It was a Monday in Boston we will not forget. The incident will be remembered for many years in our history because it was so shocking to all concerned as well as all of us who have heard and read about it. The carnage on the street that resulted in the death of a few and the injuries to others was certainly uncalled for.
Now those who are responsible will have their day in court and the lawyers for the accused will try to convince the jury that there were extenuating circumstances that led up to the horrors in the streets of Boston. Perhaps a lawyer of the quality of John Adams could argue the cause for the defendant.
We need to avoid mob mentality and it is no time for street justice. Certainly a great lawyer will be asked to do the work because that is how our system works. But we will never forget this incident on King Street and we will not forget the day of March 5, 1770 as many of our citizens are now calling it, "The Boston Massacre."
In those days, at the beginning of our nation, people were concerned about their safety and their civil rights. They had a government that was taxing them beyond what many thought fair, and the government wanted to restrict ownership of weapons by citizens. At that time, it was British troops that fired into a group of citizens on a dreadful Monday and indeed John Adams came to the defense of those soldiers charged with the crime.
We have all watched the horror that swept over Boston and we have tried to figure out what caused two brothers to grow so angry that they would do such a horrible thing. Time will tell and hopefully answers will be forthcoming to our questions.
In the meantime, I would like to look at the 103 hours that spanned from the time of the explosions until the death of one of the Tsarneav brothers and the arrest of the other.
Within minutes of the explosions, there were neighbors helping neighbors to get treatment for injuries, and emergency personnel, already in place due to the marathon, were ready to help and were offering aid and comfort. Arms and legs were blown off of many and three lay dead or dieing from the blast.

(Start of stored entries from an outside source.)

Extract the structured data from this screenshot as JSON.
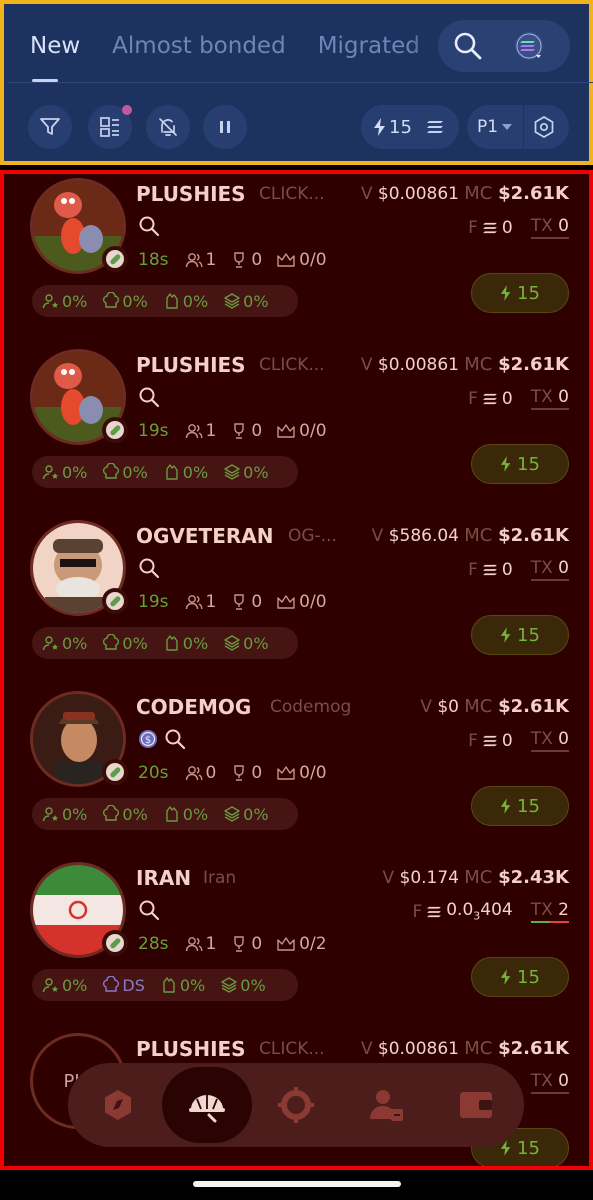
{
  "tabs": [
    {
      "label": "New",
      "active": true
    },
    {
      "label": "Almost bonded",
      "active": false
    },
    {
      "label": "Migrated",
      "active": false
    }
  ],
  "header": {
    "search_icon": "search-icon",
    "chain_icon": "solana-icon",
    "filter_icon": "filter-icon",
    "layout_icon": "layout-icon",
    "mute_icon": "bell-off-icon",
    "pause_icon": "pause-icon",
    "quick_buy_amount": "15",
    "preset_label": "P1",
    "notification_dot_color": "#c05a9e"
  },
  "tokens": [
    {
      "name": "PLUSHIES",
      "subname": "CLICK...",
      "volume_label": "V",
      "volume": "$0.00861",
      "mc_label": "MC",
      "mc": "$2.61K",
      "fee_label": "F",
      "fee": "0",
      "tx_label": "TX",
      "tx": "0",
      "age": "18s",
      "holders": "1",
      "trophies": "0",
      "crowns": "0/0",
      "stat1": "0%",
      "stat2": "0%",
      "stat3": "0%",
      "stat4": "0%",
      "buy": "15",
      "avatar": "plush-toys"
    },
    {
      "name": "PLUSHIES",
      "subname": "CLICK...",
      "volume_label": "V",
      "volume": "$0.00861",
      "mc_label": "MC",
      "mc": "$2.61K",
      "fee_label": "F",
      "fee": "0",
      "tx_label": "TX",
      "tx": "0",
      "age": "19s",
      "holders": "1",
      "trophies": "0",
      "crowns": "0/0",
      "stat1": "0%",
      "stat2": "0%",
      "stat3": "0%",
      "stat4": "0%",
      "buy": "15",
      "avatar": "plush-toys"
    },
    {
      "name": "OGVETERAN",
      "subname": "OG-...",
      "volume_label": "V",
      "volume": "$586.04",
      "mc_label": "MC",
      "mc": "$2.61K",
      "fee_label": "F",
      "fee": "0",
      "tx_label": "TX",
      "tx": "0",
      "age": "19s",
      "holders": "1",
      "trophies": "0",
      "crowns": "0/0",
      "stat1": "0%",
      "stat2": "0%",
      "stat3": "0%",
      "stat4": "0%",
      "buy": "15",
      "avatar": "veteran-cartoon"
    },
    {
      "name": "CODEMOG",
      "subname": "Codemog",
      "volume_label": "V",
      "volume": "$0",
      "mc_label": "MC",
      "mc": "$2.61K",
      "fee_label": "F",
      "fee": "0",
      "tx_label": "TX",
      "tx": "0",
      "age": "20s",
      "holders": "0",
      "trophies": "0",
      "crowns": "0/0",
      "stat1": "0%",
      "stat2": "0%",
      "stat3": "0%",
      "stat4": "0%",
      "buy": "15",
      "avatar": "person-photo",
      "extra_icon": "dollar-coin-icon"
    },
    {
      "name": "IRAN",
      "subname": "Iran",
      "volume_label": "V",
      "volume": "$0.174",
      "mc_label": "MC",
      "mc": "$2.43K",
      "fee_label": "F",
      "fee_value": "0.0",
      "fee_subscript": "3",
      "fee_tail": "404",
      "tx_label": "TX",
      "tx": "2",
      "age": "28s",
      "holders": "1",
      "trophies": "0",
      "crowns": "0/2",
      "stat1": "0%",
      "stat2": "DS",
      "stat3": "0%",
      "stat4": "0%",
      "buy": "15",
      "avatar": "iran-flag"
    },
    {
      "name": "PLUSHIES",
      "subname": "CLICK...",
      "volume_label": "V",
      "volume": "$0.00861",
      "mc_label": "MC",
      "mc": "$2.61K",
      "tx_label": "TX",
      "tx": "0",
      "buy": "15",
      "avatar_placeholder": "PL"
    }
  ],
  "bottom_nav": [
    {
      "icon": "discover-icon",
      "active": false
    },
    {
      "icon": "helmet-icon",
      "active": true
    },
    {
      "icon": "crosshair-icon",
      "active": false
    },
    {
      "icon": "users-icon",
      "active": false
    },
    {
      "icon": "wallet-icon",
      "active": false
    }
  ],
  "colors": {
    "header_bg": "#1e3260",
    "feed_bg": "#2e0000",
    "accent_green": "#76b33c",
    "header_outline": "#f2b21c",
    "feed_outline": "#f00000"
  }
}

During the incident, there were pictures taken of many involved at the scene and some of those pictures showed people praying. It was a good picture to see because it reminds us of our spiritual nature and our freedom to practice our faith. We saw the president at an inter-faith service for those injured and killed. Thankfully nobody interviewed the ACLU that day as nobody would have been interested in their misunderstandings of the concepts of the First Amendment -- what "separation of Church and State" really means.
We did not hear from Joe Biden or Diane Fienstein about how wrong it was for citizens to be armed for personal safety. I bet most, if not everyone, who owned a gun in Boston had it out, handy, and had the ammunition ready because they knew that when seconds count, the cops are minutes away.
And now, like the British soldiers that did not understand our culture and our sense of fairness, the defendant will face the courts and be afforded a fair trail. The system he apparently loathed enough to bomb his neighbors in a country that had opened its arms to him will protect his God given rights in a fair trial and grant him due process.
Now we are watching as people will talk about the 'why.' It is simple. He is a terrorist. He has chosen to join a Jihadist movement that wants to kill non-Muslims. He is an enemy of the state and those killed were the enemy to him.
Now he will need the kindness of those he hates, and the protections of the laws he attacks to help him in the next phase.
What we will remember from that Monday afternoon bloody attack on the streets in view of Old North Church is that the American spirit lives. We are tied to our past by events and reminded of the threats to our liberties. To think we are still discussing the First and Second Amendments along with a massacre in Boston is uncanny.
Boston was strong then, Boston is strong now. Today we are all Bostonians.